UPDATE - Just for kicks I gave the service account sysadmin priviledges on the SQL server and now it works. I have no idea why that would fix problems with access to a file share so the error is definitley misleading. What are the minimum rights required to run a backup for databases? Initially I gave the service account the "public" server role and "db_backupoperator" on each database. Looks like I'll need more than that?
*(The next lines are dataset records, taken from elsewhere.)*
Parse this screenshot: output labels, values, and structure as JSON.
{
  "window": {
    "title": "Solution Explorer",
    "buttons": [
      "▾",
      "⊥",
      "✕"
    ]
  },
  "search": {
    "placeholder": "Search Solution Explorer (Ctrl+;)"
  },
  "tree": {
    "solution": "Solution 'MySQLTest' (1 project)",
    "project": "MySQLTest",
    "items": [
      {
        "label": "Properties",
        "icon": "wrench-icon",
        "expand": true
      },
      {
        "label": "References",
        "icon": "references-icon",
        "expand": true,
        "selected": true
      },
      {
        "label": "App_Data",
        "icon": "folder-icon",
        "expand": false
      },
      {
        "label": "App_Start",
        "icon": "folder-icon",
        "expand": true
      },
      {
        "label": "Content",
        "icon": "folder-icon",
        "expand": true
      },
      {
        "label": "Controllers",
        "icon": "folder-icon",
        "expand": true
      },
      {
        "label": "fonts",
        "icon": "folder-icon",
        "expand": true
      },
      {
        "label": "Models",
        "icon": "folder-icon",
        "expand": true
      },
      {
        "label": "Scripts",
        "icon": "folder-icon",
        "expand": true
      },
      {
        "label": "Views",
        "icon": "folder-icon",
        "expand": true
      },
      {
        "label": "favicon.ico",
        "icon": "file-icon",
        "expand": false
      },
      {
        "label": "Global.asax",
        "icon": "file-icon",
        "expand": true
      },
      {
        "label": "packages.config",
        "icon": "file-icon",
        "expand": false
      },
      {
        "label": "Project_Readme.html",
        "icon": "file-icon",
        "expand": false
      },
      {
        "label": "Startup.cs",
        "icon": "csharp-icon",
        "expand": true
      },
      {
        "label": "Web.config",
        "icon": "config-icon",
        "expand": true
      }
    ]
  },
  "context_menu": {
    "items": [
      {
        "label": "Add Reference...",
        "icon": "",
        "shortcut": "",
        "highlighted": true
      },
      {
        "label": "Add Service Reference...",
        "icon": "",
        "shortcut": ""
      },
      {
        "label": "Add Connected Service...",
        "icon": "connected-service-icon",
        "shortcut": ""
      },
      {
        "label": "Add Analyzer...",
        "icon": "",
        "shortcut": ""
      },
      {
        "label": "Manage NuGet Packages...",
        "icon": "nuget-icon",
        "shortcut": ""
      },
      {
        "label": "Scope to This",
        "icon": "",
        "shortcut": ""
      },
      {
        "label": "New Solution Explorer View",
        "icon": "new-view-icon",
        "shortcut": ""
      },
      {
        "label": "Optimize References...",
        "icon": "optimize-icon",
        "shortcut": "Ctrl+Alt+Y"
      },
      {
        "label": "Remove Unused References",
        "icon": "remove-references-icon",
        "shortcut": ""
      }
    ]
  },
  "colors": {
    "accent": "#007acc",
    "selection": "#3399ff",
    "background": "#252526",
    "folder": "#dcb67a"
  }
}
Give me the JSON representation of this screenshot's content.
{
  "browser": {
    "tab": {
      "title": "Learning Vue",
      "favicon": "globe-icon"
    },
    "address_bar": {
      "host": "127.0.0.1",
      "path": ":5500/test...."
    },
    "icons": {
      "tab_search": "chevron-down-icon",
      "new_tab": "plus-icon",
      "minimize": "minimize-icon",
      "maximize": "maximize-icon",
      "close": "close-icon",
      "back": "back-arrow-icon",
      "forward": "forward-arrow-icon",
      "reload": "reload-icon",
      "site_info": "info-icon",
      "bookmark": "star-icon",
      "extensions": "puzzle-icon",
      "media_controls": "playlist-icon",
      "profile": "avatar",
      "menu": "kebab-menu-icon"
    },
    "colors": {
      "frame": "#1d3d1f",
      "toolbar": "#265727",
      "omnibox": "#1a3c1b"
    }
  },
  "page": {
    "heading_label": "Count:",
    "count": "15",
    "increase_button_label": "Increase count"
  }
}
The target here is least priviledge.

Thanks

Was it helpful?

Solution

If you check the documentation for Ola Hallengren's solution, you'll see under "Which permissions are needed for the SQL Server Maintenance Solution to work?" the following:

  1. DatabaseBackup: sysadmin
  2. DatabaseIntegrityCheck: EXECUTE on dbo.DatabaseIntegrityCheck, VIEW DEFINITION on dbo.CommandExecute, VIEW DEFINITION on dbo.CommandLog, VIEW SERVER STATE, db_owner on all target databases
  3. IndexOptimize: EXECUTE on dbo.IndexOptimize, VIEW DEFINITION on dbo.CommandExecute, VIEW DEFINITION on dbo.CommandLog, VIEW SERVER STATE, db_owner on all target databases

I believe the reason sysadmin is required is because the solution uses xp_fileexist to check the existence of a directory, and this extended stored procedure requires sysadmin rights.

Normally, the jobs are executed by a SQL Agent which has sysadmin rights by default granted to the per-service sid NT SERVICE\SQLServerAgent (or NT SERVICE\SQLAgent$instance_name for a named instance). If you use a proxy to run the jobs in SQL Agent, that proxy also needs sysadmin, as does the user account running the procedure from any other scheduler, as is your described scenario.